Ainsi donc, à moins que la Cour de Cassation ne déniche une obscure faute de procédure, Michelle Martin devrait obtenir sa libération conditionnelle avant la fin de l'été. Et si ce n'est pas cette fois-ci, ce sera pour une prochaine tentative, dans quelques semaines, ou quelques mois. Libérée, oui, mais sûrement pas libre : pas libre de ses mouvements – parmi les nombreux « justiciers » qui la menacent, tous ne parlent pas en l'air ; ni sans doute libre dans sa tête – mais cela, elle seule le sait (2).

 

Du fond de leur couvent, une poignée de soeurs résistent vaillamment aux pressions, aux manifestations, parfois aux insultes, pour défendre leur modeste conviction : « Nous avons pensé que personne n'y gagnerait dans notre société si on laissait la violence répondre à la violence. Nous avons la profonde conviction qu'enfermer définitivement le déviant dans son passé délictueux et l'acculer à la désespérance ne serait utile pour personne ». Elle sont donc prêtes à accueillir la réprouvée, même en sachant que la réprobation déteint sur tout ce qui l'approche. Le dessinateur Pierre Kroll n'a pas hésité à suggérer qu'elles cherchaient de la publicité (3), alors qu'elles ne demandent qu'une chose : qu'on les laisse tranquilles. Loin de vouloir parader dans les médias, elles leur demandent de « respecter notre vie privée et de ne pas nous envahir au monastère ».

 

« La justice n'est pas la vengeance »

 

Peut-on comprendre la colère des victimes et de leurs proches et tenter pourtant de dire pourquoi cette libération n'est pas un « scandale », et au-delà de ce cas particulier, pourquoi il ne faut pas durcir la législation sur la libération conditionnelle mais au contraire, repenser le principe même de la prison ? Ce n'est pas le moment ? Si, justement, c'est le moment. Les discours les plus forts contre la peine de mort ne concernent pas des innocents injustement condamnés mais des assassins sans pitié (4), des salauds qu'on étranglerait bien de ses propres mains, si la société n'était là pour nous rappeler que « la justice n'est pas la vengeance » (5).

 

Je ne suis pas juriste, je suis donc bien incapable de juger par moi-même si Michelle Martin remplit toutes les conditions pour une libération conditionnelle. Je constate que des magistrats indépendants, qui connaissent la loi, ont estimé que oui. J'en prends acte, même si ce n'est pas un argument suffisant à mes yeux.

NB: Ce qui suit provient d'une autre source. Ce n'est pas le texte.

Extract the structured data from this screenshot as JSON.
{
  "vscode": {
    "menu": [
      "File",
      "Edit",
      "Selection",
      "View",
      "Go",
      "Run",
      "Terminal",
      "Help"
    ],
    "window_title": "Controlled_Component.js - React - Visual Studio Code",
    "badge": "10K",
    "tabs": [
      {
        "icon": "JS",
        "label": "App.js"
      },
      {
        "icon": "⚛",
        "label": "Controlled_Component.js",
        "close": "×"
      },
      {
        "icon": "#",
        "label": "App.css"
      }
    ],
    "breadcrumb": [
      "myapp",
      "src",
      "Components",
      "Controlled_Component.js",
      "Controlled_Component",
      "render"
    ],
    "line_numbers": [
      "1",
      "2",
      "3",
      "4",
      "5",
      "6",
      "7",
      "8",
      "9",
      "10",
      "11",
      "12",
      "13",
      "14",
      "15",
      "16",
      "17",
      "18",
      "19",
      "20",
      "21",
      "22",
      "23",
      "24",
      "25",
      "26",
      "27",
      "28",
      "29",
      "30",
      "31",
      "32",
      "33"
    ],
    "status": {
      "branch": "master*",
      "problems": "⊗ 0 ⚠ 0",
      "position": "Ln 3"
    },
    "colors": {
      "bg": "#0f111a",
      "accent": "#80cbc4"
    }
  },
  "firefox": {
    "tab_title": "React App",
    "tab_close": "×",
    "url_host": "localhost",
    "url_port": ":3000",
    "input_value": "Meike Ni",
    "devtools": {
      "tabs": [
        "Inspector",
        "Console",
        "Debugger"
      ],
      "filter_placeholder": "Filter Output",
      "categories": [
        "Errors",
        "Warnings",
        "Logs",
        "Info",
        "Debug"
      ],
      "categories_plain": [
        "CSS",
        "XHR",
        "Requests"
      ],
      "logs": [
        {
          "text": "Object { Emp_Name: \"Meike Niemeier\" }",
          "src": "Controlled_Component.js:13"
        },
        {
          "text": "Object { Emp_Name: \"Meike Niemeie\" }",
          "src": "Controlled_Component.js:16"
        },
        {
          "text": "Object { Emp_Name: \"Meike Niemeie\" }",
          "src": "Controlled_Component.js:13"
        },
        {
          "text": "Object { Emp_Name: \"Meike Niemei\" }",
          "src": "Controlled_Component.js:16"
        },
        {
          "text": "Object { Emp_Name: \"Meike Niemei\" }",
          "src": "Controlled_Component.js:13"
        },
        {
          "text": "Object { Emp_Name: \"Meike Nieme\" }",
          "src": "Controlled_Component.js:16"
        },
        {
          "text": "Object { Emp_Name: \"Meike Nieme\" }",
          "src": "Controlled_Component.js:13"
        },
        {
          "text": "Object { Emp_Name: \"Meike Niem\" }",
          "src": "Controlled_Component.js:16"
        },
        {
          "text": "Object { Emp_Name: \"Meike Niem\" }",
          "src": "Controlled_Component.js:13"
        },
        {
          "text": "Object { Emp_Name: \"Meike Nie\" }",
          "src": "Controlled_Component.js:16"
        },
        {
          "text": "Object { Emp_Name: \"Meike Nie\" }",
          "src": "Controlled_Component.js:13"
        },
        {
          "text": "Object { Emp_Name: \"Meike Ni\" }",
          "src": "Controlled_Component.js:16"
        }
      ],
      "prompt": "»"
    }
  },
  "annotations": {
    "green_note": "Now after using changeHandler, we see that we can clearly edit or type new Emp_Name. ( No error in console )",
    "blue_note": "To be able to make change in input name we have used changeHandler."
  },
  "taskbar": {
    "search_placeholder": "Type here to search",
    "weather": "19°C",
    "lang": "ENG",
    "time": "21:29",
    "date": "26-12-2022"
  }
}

Car je ne suis pas non plus une fanatique du respect de la légalité à n'importe quel prix. Lorsqu'on estime qu'une loi est injuste, il n'y a rien d'indécent à vouloir la changer - c'est le principe même de la démocratie - ou même, le cas échéant, de la transgresser. A l'époque où l'avortement était interdit, il est heureux qu'il se soit trouvé des femmes et des hommes qui le pratiquaient par conviction et militantisme ; quand l'euthanasie était considérée comme un meurtre, il est magnifique que des médecins, des infirmières, ou simplement des proches, aient eu le courage d'aider des personnes qui voulaient mettre fin à leurs souffrances. Aujourd'hui que la tendance est à la criminalisation de l'aide aux sans papiers, j'ai une grande admiration pour celles et ceux qui prennent le risque de passer outre.

 

Je ne suis pas chrétienne ; l'idée même de « rédemption » m'est totalement étrangère et quant à la charité, je l'ai toujours considérée comme un manteau pudiquement jeté sur les épaules de l'injustice. Je trouve l'attitude des soeurs de Malonne courageuse et juste, mais en même temps, il me paraît anormal que ce soit des actrices privées, et de plus religieuses, qui prennent en charge un cas aussi problématique. C'est aux pouvoirs publics de s'occuper de la réinsertion, au moins autant que de la répression. On dira que c'est Michelle Martin qui a choisi cette solution ; peut-être, mais en réalité il n'en existait pas d'autre (on évoque déjà une possible alternative dans un couvent néerlandais - un couvent, toujours).

 

« On préfère les gens qui pleurent à ceux qui réfléchissent »

 

Enfin, on me dira que n'ayant pas d'enfants, je ne peux pas comprendre comment je réagirais « si c'était arrivé aux miens », comme je le lis ici ou là. Argument suprême. Mais j'ai des proches, et je peux très bien imaginer comment je réagirais si l'on s'en prenait à eux, si l'un/e d'eux/elles était enlevé/é, violé/e, laissé/e pour mort/e. Mais j'espère qu'il y aurait alors des gens autour de moi pour me retenir ; et une société capable d'entendre et de respecter ma colère, sans me donner le droit de faire justice moi-même. Je constate aussi qu'il y a d'autres chemins possibles, même pour les proches des victimes ; ainsi de Gino Russo déclarant au Soir : « Vous me demandez de laisser parler mon cœur, mais je ne veux pas le faire, même si on va libérer quelqu’un qui est responsable de la mort de ma fille. On essaie de m’entraîner sur ce terrain, de m’y faire sombrer. Je m’y refuse. Mais je sais qu’on préfère les gens qui pleurent à ceux qui réfléchissent. Je veux resterrationnel. Et c’est pour cela que je veux lire l’arrêt argumenté du tribunal avant de donner un avis circonstancié » (6). Ou encore Jean-Pierre Malmendier – pourtant sénateur MR et partisan des peine incompressibles – choisissant de rencontrer l'assassin de sa fille (7). Je ne prétends pas que ces attitudes sont « meilleures », même si je les admire : mais je constate qu'il peut y avoir des réactions différentes, y compris chez des personnes personnellement touchées.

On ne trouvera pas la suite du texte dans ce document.